As awesome as it is to believe in free will, doing so presents a problem. Humans need to balance a supposed free spirit with the ideas suggested by science. The idea of determinism states that every situation in the world is caused by something else, which, in turn was caused by some catalyst that came before that. But if some previous event determines all of our actions and choices, how is free will possibly true? Further, are we even responsible for our actions? Determinism challenges the idea of acting unfettered and existing as moral beings. This approach elicits strong philosophical responses, and the following stand out among them.
Experts in the field maintain determinism as true and see free will as an illusion. That is, each happening has a cause, and we could not have acted differently. Therefore, punishment and praise for actions is not correct. Still other determinists accept determinism while incorporating free will. They believe that it is possible to act differently despite previous causal events. This idea gives soft determinists a sufficient understanding of freedom of action. They believe that cause determination is not necessary, only that one is not coerced in exercising choice. This kind of decision is subject to regular moral judgment.
Libertarians support determinism as conflicting with free will, and consequently reject determinism.

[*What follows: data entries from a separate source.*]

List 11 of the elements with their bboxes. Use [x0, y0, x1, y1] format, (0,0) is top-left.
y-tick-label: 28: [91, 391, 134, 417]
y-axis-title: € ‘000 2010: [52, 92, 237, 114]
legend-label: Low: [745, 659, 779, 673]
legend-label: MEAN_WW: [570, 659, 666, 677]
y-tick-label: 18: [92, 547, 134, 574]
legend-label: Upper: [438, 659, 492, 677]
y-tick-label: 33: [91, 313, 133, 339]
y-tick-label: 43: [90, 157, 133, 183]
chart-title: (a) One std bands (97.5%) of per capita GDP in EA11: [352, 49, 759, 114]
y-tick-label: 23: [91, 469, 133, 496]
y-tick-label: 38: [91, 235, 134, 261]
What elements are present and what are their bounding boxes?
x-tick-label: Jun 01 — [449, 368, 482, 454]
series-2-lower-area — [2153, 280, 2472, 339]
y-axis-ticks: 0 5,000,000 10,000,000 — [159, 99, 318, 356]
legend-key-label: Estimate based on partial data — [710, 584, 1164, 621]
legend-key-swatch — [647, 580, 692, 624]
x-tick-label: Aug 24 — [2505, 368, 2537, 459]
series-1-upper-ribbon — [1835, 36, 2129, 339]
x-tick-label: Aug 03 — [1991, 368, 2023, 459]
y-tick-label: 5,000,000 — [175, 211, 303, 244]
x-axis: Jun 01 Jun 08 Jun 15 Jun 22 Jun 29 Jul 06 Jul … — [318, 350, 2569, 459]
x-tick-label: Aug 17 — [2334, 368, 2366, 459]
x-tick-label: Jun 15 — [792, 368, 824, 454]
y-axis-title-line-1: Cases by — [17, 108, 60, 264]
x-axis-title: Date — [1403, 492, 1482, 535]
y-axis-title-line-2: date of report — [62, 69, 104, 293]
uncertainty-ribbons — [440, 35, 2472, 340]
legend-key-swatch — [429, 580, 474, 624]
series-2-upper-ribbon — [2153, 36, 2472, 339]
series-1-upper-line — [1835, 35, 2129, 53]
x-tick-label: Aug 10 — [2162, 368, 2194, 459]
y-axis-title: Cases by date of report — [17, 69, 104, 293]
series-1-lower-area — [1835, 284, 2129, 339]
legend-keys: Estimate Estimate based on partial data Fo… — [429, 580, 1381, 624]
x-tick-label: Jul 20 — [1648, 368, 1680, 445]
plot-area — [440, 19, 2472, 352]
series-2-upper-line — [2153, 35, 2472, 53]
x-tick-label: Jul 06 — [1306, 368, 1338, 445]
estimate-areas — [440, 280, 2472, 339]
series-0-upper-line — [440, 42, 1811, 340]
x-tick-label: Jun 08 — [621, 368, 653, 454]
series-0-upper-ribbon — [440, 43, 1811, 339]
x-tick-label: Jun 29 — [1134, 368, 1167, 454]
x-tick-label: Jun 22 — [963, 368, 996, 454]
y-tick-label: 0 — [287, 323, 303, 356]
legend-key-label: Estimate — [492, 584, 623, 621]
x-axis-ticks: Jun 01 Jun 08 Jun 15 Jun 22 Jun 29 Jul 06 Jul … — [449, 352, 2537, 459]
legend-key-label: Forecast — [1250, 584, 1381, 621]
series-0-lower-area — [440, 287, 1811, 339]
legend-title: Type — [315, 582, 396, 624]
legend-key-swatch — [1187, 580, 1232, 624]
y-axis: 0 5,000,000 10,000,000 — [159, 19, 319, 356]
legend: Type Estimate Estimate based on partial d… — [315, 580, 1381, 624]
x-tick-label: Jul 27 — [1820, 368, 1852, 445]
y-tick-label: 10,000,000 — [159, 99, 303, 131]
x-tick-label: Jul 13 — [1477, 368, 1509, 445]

However, they also dismiss the assertion of soft determinists, which explains that we could have acted differently if we had a choice. Libertarians also see this as causally determined. As such, libertarians believe in free will and not in the predetermination of action. Libertarians still need to explain how an action happens indeterminately—mainly how an uncaused event can avoid being random because randomness and determinism are equally problematic. Skeptics suspect that a “belief black hole” is central to libertarianism and that libertarians leave this idea to the unknown, where other views present at least some theory.